Welcome to author Jessica Thompson – we had to drag her away from her gardening and cooking hobbies but it was worth it!
How many unpublished and half-finished books do you have?
Right now I would say I have four. One is a novella that is so short and off-brand that it will never see the light of day. Another is a half-written cozy mystery with two empty-nester moms as the main characters. The one I am editing now is a classic-style mystery that is a retelling of Agatha Christie’s story Death Comes as the End, but set on a modern-day Texan family ranch. And lastly I am putting together an anthology of spooky short stories from my writing group that I hope to have published next year.
What comes first for you, the plot or characters?
Definitely the plot. I think of the who, why, how, and where, then pick characters to serve the plot.
How do you select the names of your characters?
Mostly the names are ones that I like but couldn’t use for my children for one reason or another. Or they are inspired by real people. Or you know how some people just look like they should be named something? Like my Bette Midler character in A Caterer’s Guide to Holidays and Homicide just looks like a Sandra to me, but my Oprah character is named Gayle after Oprah’s real-life friend.
Can you hear your characters talking?
Definitely. That helps me a lot if I can model them after someone I have heard speak. That’s why I cast all my characters with people I know, celebrities, or characters from shows or movies.
What kind of research do you do for a book?
Luckily my setting is contemporary and local, and I know a fair bit about catering, hand-to-hand combat, and poisons, so most of my research is seeking out locations and asking my nurse friends about the physiological details and implications behind my murderous schemes. Like, what kind of injury would put this character in the hospital, unconscious so they can’t answer questions, maybe intubated, but we know or are pretty sure that they’re going to be okay?

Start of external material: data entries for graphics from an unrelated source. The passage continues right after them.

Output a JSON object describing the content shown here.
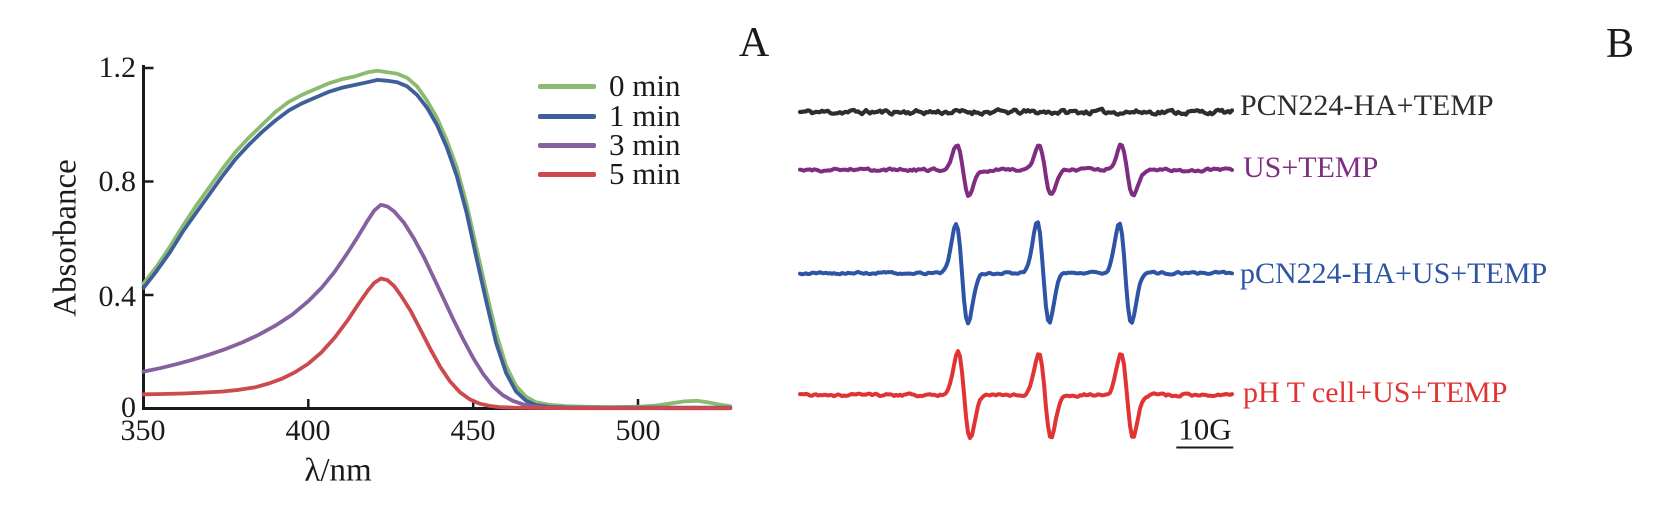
{
  "panels": {
    "a_label": "A",
    "b_label": "B"
  },
  "chart_data": [
    {
      "id": "uv_vis_absorbance",
      "type": "line",
      "xlabel": "λ/nm",
      "ylabel": "Absorbance",
      "xlim": [
        350,
        530
      ],
      "ylim": [
        0,
        1.2
      ],
      "xticks": [
        "350",
        "400",
        "450",
        "500"
      ],
      "yticks": [
        "0",
        "0.4",
        "0.8",
        "1.2"
      ],
      "grid": false,
      "legend_position": "top-right",
      "series": [
        {
          "name": "0 min",
          "color": "#8cba70",
          "points": [
            [
              350,
              0.44
            ],
            [
              354,
              0.5
            ],
            [
              358,
              0.57
            ],
            [
              362,
              0.645
            ],
            [
              366,
              0.715
            ],
            [
              370,
              0.78
            ],
            [
              374,
              0.845
            ],
            [
              378,
              0.905
            ],
            [
              382,
              0.955
            ],
            [
              386,
              1.0
            ],
            [
              390,
              1.045
            ],
            [
              394,
              1.08
            ],
            [
              398,
              1.105
            ],
            [
              402,
              1.125
            ],
            [
              406,
              1.145
            ],
            [
              410,
              1.16
            ],
            [
              414,
              1.17
            ],
            [
              418,
              1.185
            ],
            [
              421,
              1.19
            ],
            [
              424,
              1.185
            ],
            [
              427,
              1.18
            ],
            [
              430,
              1.165
            ],
            [
              433,
              1.135
            ],
            [
              436,
              1.085
            ],
            [
              439,
              1.025
            ],
            [
              442,
              0.945
            ],
            [
              445,
              0.85
            ],
            [
              448,
              0.72
            ],
            [
              451,
              0.565
            ],
            [
              454,
              0.41
            ],
            [
              457,
              0.265
            ],
            [
              460,
              0.15
            ],
            [
              463,
              0.08
            ],
            [
              466,
              0.042
            ],
            [
              469,
              0.022
            ],
            [
              473,
              0.013
            ],
            [
              478,
              0.008
            ],
            [
              484,
              0.006
            ],
            [
              492,
              0.005
            ],
            [
              500,
              0.006
            ],
            [
              505,
              0.01
            ],
            [
              510,
              0.018
            ],
            [
              514,
              0.025
            ],
            [
              518,
              0.027
            ],
            [
              522,
              0.02
            ],
            [
              525,
              0.013
            ],
            [
              528,
              0.008
            ]
          ]
        },
        {
          "name": "1 min",
          "color": "#3e5f99",
          "points": [
            [
              350,
              0.425
            ],
            [
              354,
              0.485
            ],
            [
              358,
              0.55
            ],
            [
              362,
              0.625
            ],
            [
              366,
              0.69
            ],
            [
              370,
              0.755
            ],
            [
              374,
              0.82
            ],
            [
              378,
              0.88
            ],
            [
              382,
              0.93
            ],
            [
              386,
              0.975
            ],
            [
              390,
              1.015
            ],
            [
              394,
              1.05
            ],
            [
              398,
              1.075
            ],
            [
              402,
              1.095
            ],
            [
              406,
              1.115
            ],
            [
              410,
              1.13
            ],
            [
              414,
              1.14
            ],
            [
              418,
              1.15
            ],
            [
              421,
              1.158
            ],
            [
              424,
              1.155
            ],
            [
              427,
              1.15
            ],
            [
              430,
              1.135
            ],
            [
              433,
              1.105
            ],
            [
              436,
              1.06
            ],
            [
              439,
              1.0
            ],
            [
              442,
              0.92
            ],
            [
              445,
              0.82
            ],
            [
              448,
              0.69
            ],
            [
              451,
              0.53
            ],
            [
              454,
              0.375
            ],
            [
              457,
              0.23
            ],
            [
              460,
              0.125
            ],
            [
              463,
              0.06
            ],
            [
              466,
              0.028
            ],
            [
              469,
              0.012
            ],
            [
              473,
              0.006
            ],
            [
              478,
              0.004
            ],
            [
              486,
              0.003
            ],
            [
              500,
              0.003
            ],
            [
              514,
              0.003
            ],
            [
              528,
              0.003
            ]
          ]
        },
        {
          "name": "3 min",
          "color": "#85619f",
          "points": [
            [
              350,
              0.13
            ],
            [
              355,
              0.142
            ],
            [
              360,
              0.156
            ],
            [
              365,
              0.172
            ],
            [
              370,
              0.19
            ],
            [
              375,
              0.21
            ],
            [
              380,
              0.233
            ],
            [
              385,
              0.26
            ],
            [
              390,
              0.292
            ],
            [
              395,
              0.33
            ],
            [
              400,
              0.378
            ],
            [
              404,
              0.425
            ],
            [
              408,
              0.482
            ],
            [
              412,
              0.55
            ],
            [
              415,
              0.605
            ],
            [
              418,
              0.663
            ],
            [
              420,
              0.698
            ],
            [
              422,
              0.718
            ],
            [
              424,
              0.712
            ],
            [
              426,
              0.695
            ],
            [
              429,
              0.655
            ],
            [
              432,
              0.6
            ],
            [
              435,
              0.535
            ],
            [
              438,
              0.462
            ],
            [
              441,
              0.388
            ],
            [
              444,
              0.313
            ],
            [
              447,
              0.243
            ],
            [
              450,
              0.178
            ],
            [
              453,
              0.122
            ],
            [
              456,
              0.078
            ],
            [
              459,
              0.047
            ],
            [
              462,
              0.027
            ],
            [
              465,
              0.015
            ],
            [
              468,
              0.008
            ],
            [
              472,
              0.004
            ],
            [
              478,
              0.002
            ],
            [
              490,
              0.002
            ],
            [
              510,
              0.001
            ],
            [
              528,
              0.001
            ]
          ]
        },
        {
          "name": "5 min",
          "color": "#cc4a4e",
          "points": [
            [
              350,
              0.05
            ],
            [
              356,
              0.051
            ],
            [
              362,
              0.053
            ],
            [
              368,
              0.056
            ],
            [
              374,
              0.06
            ],
            [
              379,
              0.066
            ],
            [
              384,
              0.075
            ],
            [
              388,
              0.088
            ],
            [
              392,
              0.105
            ],
            [
              396,
              0.128
            ],
            [
              400,
              0.158
            ],
            [
              404,
              0.198
            ],
            [
              408,
              0.25
            ],
            [
              412,
              0.312
            ],
            [
              415,
              0.365
            ],
            [
              418,
              0.415
            ],
            [
              420,
              0.443
            ],
            [
              422,
              0.458
            ],
            [
              424,
              0.452
            ],
            [
              426,
              0.432
            ],
            [
              428,
              0.4
            ],
            [
              431,
              0.345
            ],
            [
              434,
              0.278
            ],
            [
              437,
              0.21
            ],
            [
              440,
              0.147
            ],
            [
              443,
              0.095
            ],
            [
              446,
              0.057
            ],
            [
              449,
              0.032
            ],
            [
              452,
              0.017
            ],
            [
              455,
              0.009
            ],
            [
              458,
              0.005
            ],
            [
              462,
              0.003
            ],
            [
              468,
              0.002
            ],
            [
              480,
              0.001
            ],
            [
              500,
              0.001
            ],
            [
              528,
              0.001
            ]
          ]
        }
      ]
    },
    {
      "id": "epr_spectra",
      "type": "line",
      "scale_bar": "10G",
      "peaks_per_trace": 3,
      "traces": [
        {
          "label": "PCN224-HA+TEMP",
          "color": "#2d2d2d",
          "signal": 0,
          "noise": 1.0,
          "peaks": [
            0.377,
            0.567,
            0.757
          ]
        },
        {
          "label": "US+TEMP",
          "color": "#7e2d82",
          "signal": 0.5,
          "noise": 0.6,
          "peaks": [
            0.377,
            0.567,
            0.757
          ]
        },
        {
          "label": "pCN224-HA+US+TEMP",
          "color": "#2e54a5",
          "signal": 1.0,
          "noise": 0.5,
          "peaks": [
            0.375,
            0.563,
            0.753
          ]
        },
        {
          "label": "pH T cell+US+TEMP",
          "color": "#e23333",
          "signal": 0.84,
          "noise": 0.6,
          "peaks": [
            0.38,
            0.567,
            0.757
          ]
        }
      ]
    }
  ]
}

Or, how long would it take to bleed out from a shotgun wound to the chest from close quarters?
What would you say is your interesting writing quirk?
My writer friends think it’s kinda funny how much I plot. I’m a plotter in the extreme, so I guess that’s kinda quirky, but it’s probably just because I write mysteries. I have to know who did it, how they did it, why they did it, how they tried to hide it, how each other person looks guilty, who is going to be the longterm red herring, why each person couldn’t have done it, the exciting midpoint thing, the final twist, a final confrontation, the first line, the last line, all of it.
What was the best money you ever spent as a writer?
I think my first freelance editor, Whitney McGruder. I had other people read my work before that, but I needed someone that I didn’t know to read it and be honest about whether I was anywhere close to being ready to try to get published. She was able to give me things to improve, but mostly I cherished the fact that I didn’t need any major rewrites. It was the gift of confidence to start showing my work to people that weren’t people that already liked me.
What do you like to do when you’re not writing?
I love to garden and cook, which I think are extensions of each other. My house is all front yard and almost no backyard, so everything I’m planting in the front yard is somehow edible. From saffron crocuses to peach trees to herbs, everything is edible. So then I cook with it and write the recipes that go into my books, like zuppa toscana with whatever greens I have available outside and peach macarons with peach buttercream filling made with the peach jam that I made last summer.
Do you ever Google yourself?
I did about a year ago, but it wasn’t great. There are TWO other authors named Jessica Thompson (which there were not when I started writing, but there were once I was ready to publish.) So when I google myself my results get tangled up with the Jessica Thompson that writes religious and self-help books and the Jessica Thompson that lives in London.
If you could tell your younger writing self anything, what would it be?
I think I would tell her to reach out to the writing community earlier. I took a long time to come out of the writing closet because I was worried that I couldn’t run with the big dogs or that I would be judged for having such lofty and unrealistic aspirations.
How did you choose the genre that you write in?
Since I already loved mysteries and cooking, it was a no-brainer when I realized that mysteries with recipes were a thing! It also helps that cozy mysteries don’t wax poetic or get really deeply philosophical. They’re fun, clean, and perfect for me!
When Jessica discovered mystery novels with recipes, she knew she had found her niche. As an avid home chef and food science geek, Jessica has won cooking competitions and been featured in the online Taste of Home recipe collection. She also tends to be the go-to source for recipes, taste-testing, and food advice among her peers.
Jessica is originally from California, but now has adopted the Austin, Texas lifestyle. She enjoys living in the suburbs with her husband and young children, but also enjoys helping her parents with their nearby longhorn cattle ranch.